Supply chain disruptions last year jumped 88% over the year prior, according to a report from Resilinc, a leading global supply chain monitoring and risk management firm. The top six causes of the disruptions, the report found, were factory fires, mergers and acquisitions, business sales, production disruptions, leadership transitions and supply shortages.
The jump in factory fires resulted from gaps in regulatory and production oversight, as well as a shortage of skilled labor in warehouses, said Bindiya Vakil, a supply chain risk management expert and CEO of Resilinc.

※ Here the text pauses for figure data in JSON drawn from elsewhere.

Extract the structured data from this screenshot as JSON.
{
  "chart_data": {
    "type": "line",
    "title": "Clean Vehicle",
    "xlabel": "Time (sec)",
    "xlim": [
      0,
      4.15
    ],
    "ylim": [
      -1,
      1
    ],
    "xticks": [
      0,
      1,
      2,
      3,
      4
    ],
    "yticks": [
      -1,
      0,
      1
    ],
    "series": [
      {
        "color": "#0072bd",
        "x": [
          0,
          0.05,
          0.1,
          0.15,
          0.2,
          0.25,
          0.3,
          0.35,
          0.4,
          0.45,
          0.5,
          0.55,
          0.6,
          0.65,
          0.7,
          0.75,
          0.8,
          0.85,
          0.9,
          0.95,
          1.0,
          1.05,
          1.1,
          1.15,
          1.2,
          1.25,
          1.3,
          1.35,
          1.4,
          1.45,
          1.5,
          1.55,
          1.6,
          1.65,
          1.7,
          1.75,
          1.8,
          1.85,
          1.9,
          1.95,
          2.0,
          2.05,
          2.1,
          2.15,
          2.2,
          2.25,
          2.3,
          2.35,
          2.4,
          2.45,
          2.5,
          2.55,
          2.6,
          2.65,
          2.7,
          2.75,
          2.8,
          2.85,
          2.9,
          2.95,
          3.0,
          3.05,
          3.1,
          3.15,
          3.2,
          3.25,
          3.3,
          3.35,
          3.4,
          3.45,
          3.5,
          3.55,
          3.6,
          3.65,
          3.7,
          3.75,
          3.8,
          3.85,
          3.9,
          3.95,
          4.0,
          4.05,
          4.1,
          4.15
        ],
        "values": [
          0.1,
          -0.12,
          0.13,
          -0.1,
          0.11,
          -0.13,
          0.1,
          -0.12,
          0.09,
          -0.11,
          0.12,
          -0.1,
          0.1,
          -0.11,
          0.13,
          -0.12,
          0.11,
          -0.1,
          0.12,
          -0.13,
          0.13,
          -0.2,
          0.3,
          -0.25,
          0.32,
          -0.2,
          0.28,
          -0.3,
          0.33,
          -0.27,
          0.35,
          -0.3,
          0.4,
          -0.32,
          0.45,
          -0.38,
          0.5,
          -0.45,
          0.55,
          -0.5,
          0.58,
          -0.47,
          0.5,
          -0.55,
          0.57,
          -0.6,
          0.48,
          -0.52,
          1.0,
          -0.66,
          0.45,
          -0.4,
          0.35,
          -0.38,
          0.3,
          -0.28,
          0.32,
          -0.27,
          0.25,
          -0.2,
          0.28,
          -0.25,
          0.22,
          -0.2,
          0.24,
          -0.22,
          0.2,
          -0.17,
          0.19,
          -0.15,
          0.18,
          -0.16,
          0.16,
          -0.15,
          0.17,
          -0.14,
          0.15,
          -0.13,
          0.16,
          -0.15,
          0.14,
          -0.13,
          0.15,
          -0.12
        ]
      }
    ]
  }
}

“In a year in which the global supply chain already has several triggers of disruptions, the high occurrence of fires in factories exacerbated the overall situation,” Vakil said. “A fire at one supplier can affect many industries.”
The pandemic, Vakil said, was likely a major contributor to less than optimal levels of vigilance. “With fewer workers on site and hours cut back, coupled with some functions going remote, things like preventive maintenance and proper clean up between shift changes were impacted,” she said. “This can be especially dangerous in factories that have hazardous and flammable materials.”
Among the countries that saw the highest number of factory fire alerts last year were the United States (425), India (159), Germany (122), South Korea (117), Mexico (97), the United Kingdom (78) and Japan (72), Resilnik reported.
The industries most affected by the fires were automotive manufacturing, food and beverage, aerospace, life sciences and home furnishings, the report said.